Seine feinherbe Spätlese ist besonders anfällig (die hieß 2005 nur Spätlese, mittlerweile ‚Alte Reben‘). Vielleicht ist das aber auch ein subjektives Problem und anderen Weinfreunden macht das weniger aus. Für meinen Gaumen gilt: Während 13,5% Alkohol einen Riesling nicht per se zerstören, ist die Kombination eines solchen Wertes mit um die 20 Gramm Restzucker mir oft zu viel. Das schmeckt ein bisschen wie Weintraubenlikör – ist in kleinen Dosen aber durchaus ein Vergnügen.

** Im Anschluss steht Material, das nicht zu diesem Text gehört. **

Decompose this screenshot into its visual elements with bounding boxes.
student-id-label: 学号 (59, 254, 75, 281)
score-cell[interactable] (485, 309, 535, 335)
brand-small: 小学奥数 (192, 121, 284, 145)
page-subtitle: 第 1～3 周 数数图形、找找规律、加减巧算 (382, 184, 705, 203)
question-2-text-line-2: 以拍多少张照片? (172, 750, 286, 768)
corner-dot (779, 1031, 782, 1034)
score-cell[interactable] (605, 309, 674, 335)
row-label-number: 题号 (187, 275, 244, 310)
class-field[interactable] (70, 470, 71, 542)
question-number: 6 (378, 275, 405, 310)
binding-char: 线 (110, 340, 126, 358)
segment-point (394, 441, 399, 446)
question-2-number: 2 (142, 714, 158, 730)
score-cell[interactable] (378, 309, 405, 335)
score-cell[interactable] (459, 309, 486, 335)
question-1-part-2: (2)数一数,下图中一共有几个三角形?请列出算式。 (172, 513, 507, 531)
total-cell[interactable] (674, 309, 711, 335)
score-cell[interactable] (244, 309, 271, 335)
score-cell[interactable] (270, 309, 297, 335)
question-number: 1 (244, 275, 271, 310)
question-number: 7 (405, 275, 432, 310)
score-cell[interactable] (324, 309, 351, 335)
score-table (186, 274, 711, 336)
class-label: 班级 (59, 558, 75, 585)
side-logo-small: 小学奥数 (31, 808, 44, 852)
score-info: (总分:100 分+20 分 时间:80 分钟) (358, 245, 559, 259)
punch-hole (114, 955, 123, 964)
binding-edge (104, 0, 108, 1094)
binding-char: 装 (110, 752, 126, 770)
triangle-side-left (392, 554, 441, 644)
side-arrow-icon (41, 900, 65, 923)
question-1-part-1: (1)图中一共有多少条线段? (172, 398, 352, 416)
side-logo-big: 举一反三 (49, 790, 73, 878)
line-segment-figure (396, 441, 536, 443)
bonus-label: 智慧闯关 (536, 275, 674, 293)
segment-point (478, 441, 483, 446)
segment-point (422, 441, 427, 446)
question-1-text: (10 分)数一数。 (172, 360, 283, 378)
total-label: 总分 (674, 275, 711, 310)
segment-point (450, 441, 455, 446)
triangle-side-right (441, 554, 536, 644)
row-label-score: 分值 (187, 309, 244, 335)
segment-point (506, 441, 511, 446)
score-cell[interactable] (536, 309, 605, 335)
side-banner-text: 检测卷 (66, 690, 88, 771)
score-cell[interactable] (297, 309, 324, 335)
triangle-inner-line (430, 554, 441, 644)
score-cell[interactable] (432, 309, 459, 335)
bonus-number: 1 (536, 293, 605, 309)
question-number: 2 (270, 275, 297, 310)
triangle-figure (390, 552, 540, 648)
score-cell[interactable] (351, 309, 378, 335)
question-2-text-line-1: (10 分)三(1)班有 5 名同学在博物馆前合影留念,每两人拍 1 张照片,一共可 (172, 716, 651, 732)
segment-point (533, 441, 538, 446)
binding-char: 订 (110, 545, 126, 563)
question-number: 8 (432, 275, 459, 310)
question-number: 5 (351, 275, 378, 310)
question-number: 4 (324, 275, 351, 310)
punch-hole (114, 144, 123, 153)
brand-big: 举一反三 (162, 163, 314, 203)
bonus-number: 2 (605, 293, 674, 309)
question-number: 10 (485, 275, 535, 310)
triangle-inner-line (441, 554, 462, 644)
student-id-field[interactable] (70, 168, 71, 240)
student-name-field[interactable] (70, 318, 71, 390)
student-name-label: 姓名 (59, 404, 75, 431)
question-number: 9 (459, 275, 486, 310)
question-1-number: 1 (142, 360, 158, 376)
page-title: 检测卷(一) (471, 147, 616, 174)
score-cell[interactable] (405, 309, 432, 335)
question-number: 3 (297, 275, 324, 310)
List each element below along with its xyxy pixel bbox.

Veldenzer Kirchberg Riesling QbA ‚Alte Reben‘, 2007, Becker-Steinhauer, Mülheim, Mosel. In der Nase Mandarine, Grapefruit und Karamell, am Gaumen sehr dick mit Karamell, (Dörr-) Aprikose, viel Mineralik, gutes Süße-Säure-Spiel bei insgesamt halbtrockenem Geschmacksbild aber auch in jeder Hinsicht spürbarem Alkohol – also alkoholisch bitter und im Abgang etwas brandig. Das macht satt.

Oder wie Uli Hoeneß vielleicht sagen würde: Ein Glas davon – Weltklasse, zwei Gläser – Kreisklasse.

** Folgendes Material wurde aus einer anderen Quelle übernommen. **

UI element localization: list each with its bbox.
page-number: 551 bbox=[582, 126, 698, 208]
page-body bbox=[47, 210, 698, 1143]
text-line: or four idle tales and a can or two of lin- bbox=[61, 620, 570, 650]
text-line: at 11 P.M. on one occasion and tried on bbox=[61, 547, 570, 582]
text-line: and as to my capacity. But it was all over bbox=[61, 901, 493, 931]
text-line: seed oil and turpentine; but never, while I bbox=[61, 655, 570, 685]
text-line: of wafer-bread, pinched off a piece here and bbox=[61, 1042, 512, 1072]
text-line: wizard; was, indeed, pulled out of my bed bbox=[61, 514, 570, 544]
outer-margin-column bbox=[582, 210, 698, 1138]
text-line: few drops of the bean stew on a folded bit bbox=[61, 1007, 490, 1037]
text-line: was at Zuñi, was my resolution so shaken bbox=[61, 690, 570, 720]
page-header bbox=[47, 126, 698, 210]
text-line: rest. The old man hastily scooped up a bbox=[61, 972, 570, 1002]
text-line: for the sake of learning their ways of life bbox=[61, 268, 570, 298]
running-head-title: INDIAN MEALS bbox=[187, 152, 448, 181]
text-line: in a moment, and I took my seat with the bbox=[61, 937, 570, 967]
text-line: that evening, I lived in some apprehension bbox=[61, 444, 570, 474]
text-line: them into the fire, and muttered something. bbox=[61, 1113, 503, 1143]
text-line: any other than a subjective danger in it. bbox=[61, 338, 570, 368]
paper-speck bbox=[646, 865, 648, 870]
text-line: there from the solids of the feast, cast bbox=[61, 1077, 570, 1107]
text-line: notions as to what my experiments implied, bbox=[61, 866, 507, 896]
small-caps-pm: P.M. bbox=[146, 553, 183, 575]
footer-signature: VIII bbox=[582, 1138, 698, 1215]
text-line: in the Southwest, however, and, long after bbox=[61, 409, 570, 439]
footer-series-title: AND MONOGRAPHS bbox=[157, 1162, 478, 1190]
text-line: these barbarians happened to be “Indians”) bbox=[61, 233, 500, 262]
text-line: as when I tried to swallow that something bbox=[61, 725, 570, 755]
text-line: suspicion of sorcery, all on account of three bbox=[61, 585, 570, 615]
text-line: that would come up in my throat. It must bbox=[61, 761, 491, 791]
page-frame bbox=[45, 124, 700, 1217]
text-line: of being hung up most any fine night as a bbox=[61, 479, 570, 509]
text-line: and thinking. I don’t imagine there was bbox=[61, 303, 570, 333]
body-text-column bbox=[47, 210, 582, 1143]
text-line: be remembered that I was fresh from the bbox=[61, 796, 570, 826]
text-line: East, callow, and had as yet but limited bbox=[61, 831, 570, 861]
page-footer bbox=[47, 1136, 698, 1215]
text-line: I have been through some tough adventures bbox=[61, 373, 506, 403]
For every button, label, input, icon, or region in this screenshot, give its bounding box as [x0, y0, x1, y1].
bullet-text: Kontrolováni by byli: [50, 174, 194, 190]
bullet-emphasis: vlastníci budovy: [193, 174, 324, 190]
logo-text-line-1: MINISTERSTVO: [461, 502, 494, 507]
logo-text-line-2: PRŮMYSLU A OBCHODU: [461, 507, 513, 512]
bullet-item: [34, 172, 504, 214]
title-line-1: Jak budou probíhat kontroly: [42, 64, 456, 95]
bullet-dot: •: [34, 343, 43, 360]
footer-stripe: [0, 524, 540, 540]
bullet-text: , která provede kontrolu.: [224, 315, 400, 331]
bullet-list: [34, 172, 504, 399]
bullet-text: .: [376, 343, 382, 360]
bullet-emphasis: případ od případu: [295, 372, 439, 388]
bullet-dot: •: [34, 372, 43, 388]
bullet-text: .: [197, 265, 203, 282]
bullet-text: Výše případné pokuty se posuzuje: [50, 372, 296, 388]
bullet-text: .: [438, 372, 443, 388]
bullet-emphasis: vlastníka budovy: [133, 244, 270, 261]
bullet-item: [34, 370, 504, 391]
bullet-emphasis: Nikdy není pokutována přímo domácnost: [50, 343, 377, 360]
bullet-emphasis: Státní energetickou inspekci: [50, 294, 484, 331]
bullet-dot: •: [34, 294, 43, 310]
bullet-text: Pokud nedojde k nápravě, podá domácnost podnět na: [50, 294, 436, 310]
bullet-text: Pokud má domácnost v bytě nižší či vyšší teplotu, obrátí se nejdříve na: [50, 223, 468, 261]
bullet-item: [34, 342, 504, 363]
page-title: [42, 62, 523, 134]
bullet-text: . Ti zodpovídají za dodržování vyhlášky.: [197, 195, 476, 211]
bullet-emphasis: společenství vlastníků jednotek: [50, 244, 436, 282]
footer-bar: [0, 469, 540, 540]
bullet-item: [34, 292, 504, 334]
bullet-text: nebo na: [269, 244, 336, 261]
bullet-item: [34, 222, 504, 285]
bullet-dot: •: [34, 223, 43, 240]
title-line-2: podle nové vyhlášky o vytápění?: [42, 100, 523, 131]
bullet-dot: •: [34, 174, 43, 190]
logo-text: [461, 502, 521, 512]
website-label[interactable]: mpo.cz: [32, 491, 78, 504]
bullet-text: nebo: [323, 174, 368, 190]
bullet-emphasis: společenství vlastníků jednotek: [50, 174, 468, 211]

Auf die Größe kommt es manchmal doch an

Wer ob der Überschrift Schlüpfrigkeiten erwartete, wird jetzt vielleicht enttäuscht sein, aber es geht hier um Flaschengrößen – ist ja schließlich ein Weinblog. Welchen wirklich großen Einfluss die Flaschengröße auf den Reifeverlauf auch eines Rieslings hat, konnte ich einmal mehr anhand eines letzte Woche verkosteten Weines erfahren, für den es zufälligerweise gerade Sekundärliteratur zum Vergleich gibt. Der Riesling stand nämlich auch (aus der Normalflasche) auf der Verkostungsliste des Gault Millau für die Bernhard Breuer Trophy, also die Verkostung 10 Jahre alter Spitzenrieslinge, und soll nach einem Bericht von Werner Elflein im Glas ziemlich rasch abgebaut haben.

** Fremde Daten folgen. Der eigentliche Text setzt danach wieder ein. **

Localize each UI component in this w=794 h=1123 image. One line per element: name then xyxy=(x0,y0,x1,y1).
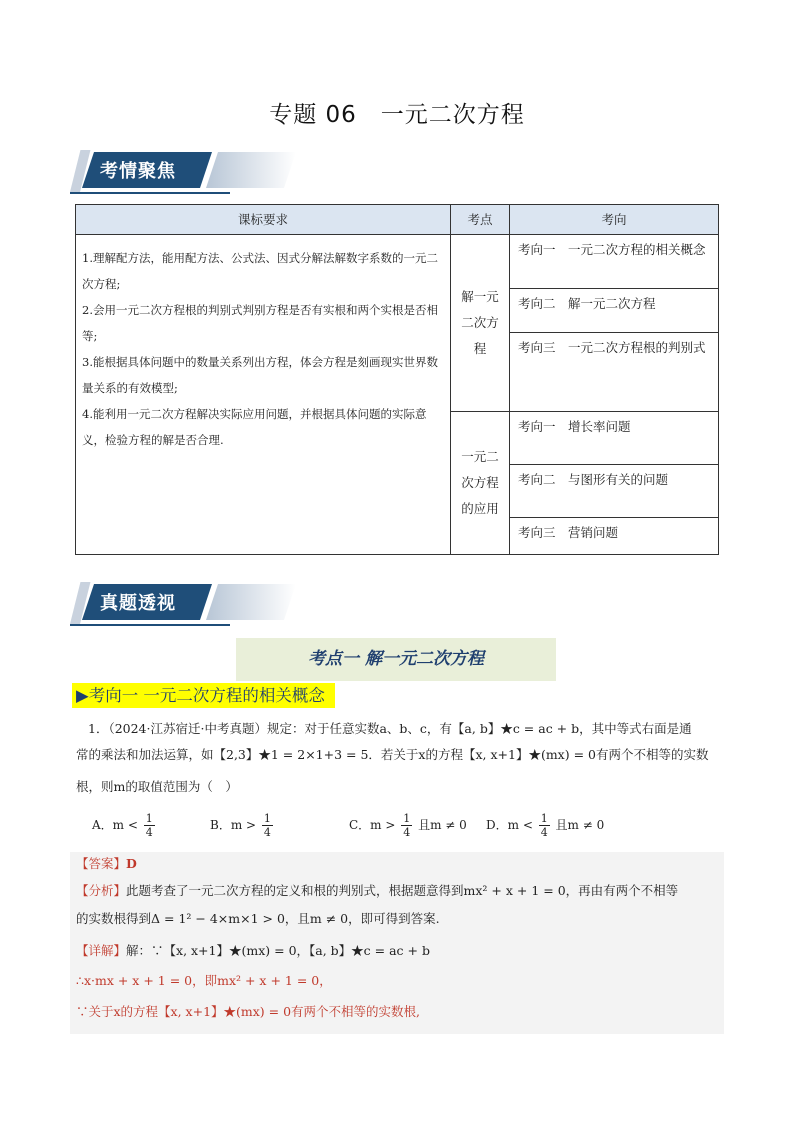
kaoxiang-cell: 考向二 与图形有关的问题 xyxy=(510,465,719,518)
requirement-item: 3.能根据具体问题中的数量关系列出方程，体会方程是刻画现实世界数量关系的有效模型; xyxy=(82,355,438,395)
detail-line3: ∵关于x的方程【x, x+1】★(mx) = 0有两个不相等的实数根, xyxy=(76,1004,421,1019)
banner-label: 真题透视 xyxy=(100,593,176,614)
kaodian-cell: 一元二次方程的应用 xyxy=(451,412,510,555)
kaodian-heading-text: 考点一 解一元二次方程 xyxy=(308,649,484,669)
table-header: 课标要求 xyxy=(76,205,451,235)
question-text: 规定：对于任意实数a、b、c，有【a, b】★c = ac + b，其中等式右面是通 xyxy=(266,721,692,736)
section-banner-kaoqing xyxy=(70,150,230,192)
detail-text: 解：∵【x, x+1】★(mx) = 0，【a, b】★c = ac + b xyxy=(126,943,430,958)
answer-line xyxy=(76,853,137,875)
requirement-item: 1.理解配方法，能用配方法、公式法、因式分解法解数字系数的一元二次方程; xyxy=(82,251,438,291)
option-b[interactable] xyxy=(210,812,275,839)
fraction: $\frac{1}{4}$ xyxy=(263,812,271,839)
question-line2: 常的乘法和加法运算，如【2,3】★1 = 2×1+3 = 5．若关于x的方程【x, x+1】★(mx) = 0有两个不相等的实数 xyxy=(76,747,709,762)
question-line1 xyxy=(88,716,728,742)
kaodian-cell: 解一元二次方程 xyxy=(451,235,510,412)
kaodian-heading xyxy=(236,638,556,681)
question-number: 1． xyxy=(88,721,109,736)
answer-tag: 【答案】 xyxy=(76,856,127,871)
fraction: $\frac{1}{4}$ xyxy=(403,812,411,839)
option-label: A．m < xyxy=(92,818,138,832)
banner-label: 考情聚焦 xyxy=(100,161,176,182)
detail-line2: ∴x·mx + x + 1 = 0，即mx² + x + 1 = 0， xyxy=(76,973,332,988)
requirement-item: 4.能利用一元二次方程解决实际应用问题，并根据具体问题的实际意义，检验方程的解是否合理. xyxy=(82,407,427,447)
analysis-text: 此题考查了一元二次方程的定义和根的判别式，根据题意得到mx² + x + 1 = 0，再由有两个不相等 xyxy=(126,883,679,898)
kaoxiang-cell: 考向一 增长率问题 xyxy=(510,412,719,465)
requirements-table xyxy=(75,204,719,555)
option-d[interactable] xyxy=(486,812,604,839)
analysis-tag: 【分析】 xyxy=(76,883,127,898)
requirement-item: 2.会用一元二次方程根的判别式判别方程是否有实根和两个实根是否相等; xyxy=(82,303,438,343)
analysis-line2: 的实数根得到Δ = 1² − 4×m×1 > 0，且m ≠ 0，即可得到答案. xyxy=(76,911,440,926)
section-banner-zhenti xyxy=(70,582,230,624)
option-label: B．m > xyxy=(210,818,257,832)
kaoxiang-cell: 考向一 一元二次方程的相关概念 xyxy=(510,235,719,289)
detail-line1 xyxy=(76,940,726,962)
detail-tag: 【详解】 xyxy=(76,943,127,958)
question-line3: 根，则m的取值范围为（ ） xyxy=(76,779,238,794)
option-label: D．m < xyxy=(486,818,533,832)
table-header: 考向 xyxy=(510,205,719,235)
kaoxiang-cell: 考向三 一元二次方程根的判别式 xyxy=(510,333,719,412)
table-header: 考点 xyxy=(451,205,510,235)
question-source: （2024·江苏宿迁·中考真题） xyxy=(108,721,267,736)
kaoxiang-cell: 考向二 解一元二次方程 xyxy=(510,289,719,333)
fraction: $\frac{1}{4}$ xyxy=(540,812,548,839)
fraction: $\frac{1}{4}$ xyxy=(145,812,153,839)
direction-heading: ▶考向一 一元二次方程的相关概念 xyxy=(72,683,335,708)
option-tail: 且m ≠ 0 xyxy=(418,818,467,832)
option-label: C．m > xyxy=(349,818,396,832)
answer-value: D xyxy=(126,856,137,871)
option-c[interactable] xyxy=(349,812,467,839)
page-title: 专题 06 一元二次方程 xyxy=(269,102,525,128)
requirements-cell xyxy=(76,235,451,555)
kaoxiang-cell: 考向三 营销问题 xyxy=(510,518,719,555)
option-tail: 且m ≠ 0 xyxy=(555,818,605,832)
option-a[interactable] xyxy=(92,812,157,839)
analysis-line1 xyxy=(76,880,726,902)
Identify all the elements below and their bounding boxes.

Ich habe den Wein noch in Magnumflaschen und eine davon konnte ich letztes Wochenende öffnen, da ich genügend an Riesling interessierte Gäste hatte. Fazit: selbst Freunde jüngerer Weine waren begeistert ob dieses wirklich fantastischen Weines, welcher Reife und Frische perfekt balanciert. So hat der Wein aus der Normalflasche vermutlich vor drei oder vier Jahren geschmeckt.

Eitelsbacher Karthäuserhofberg, Riesling Auslese trocken -S-, 1999 (Magnum), Karthäuserhof, Mosel (Ruwer). Die vergleichsweise frische Nase erinnert an Rhabarber, Vanille, ein wenig Honig und zeigt auch einige würzige Reifenoten. Am Gaumen ist der Wein zwar sehr trocken aber auch sehr fruchtig mit Anklängen von Himbeere und viel Pfirsich, dazu ist er wahnsinnig mineralisch von der ‚rauchigen‘ Art. Der Abgang ist mineralisch, trocken ohne gezehrt zu wirken und sehr lang.

In diesem Fall verheißt die Extragröße auch Extragenuss…

Füllwein (7)

Mein (Wein-)Leben besteht nicht nur aus Großen Gewächsen sondern auch aus Alltagsweinen. Einige davon sind erwähnenswert, über andere decke ich den Mantel des Schweigens. Hier ein paar Kurznotizen zu Weinen, die ich jüngst getrunken und auf die eine oder andere Weise für erwähnenswert befunden habe.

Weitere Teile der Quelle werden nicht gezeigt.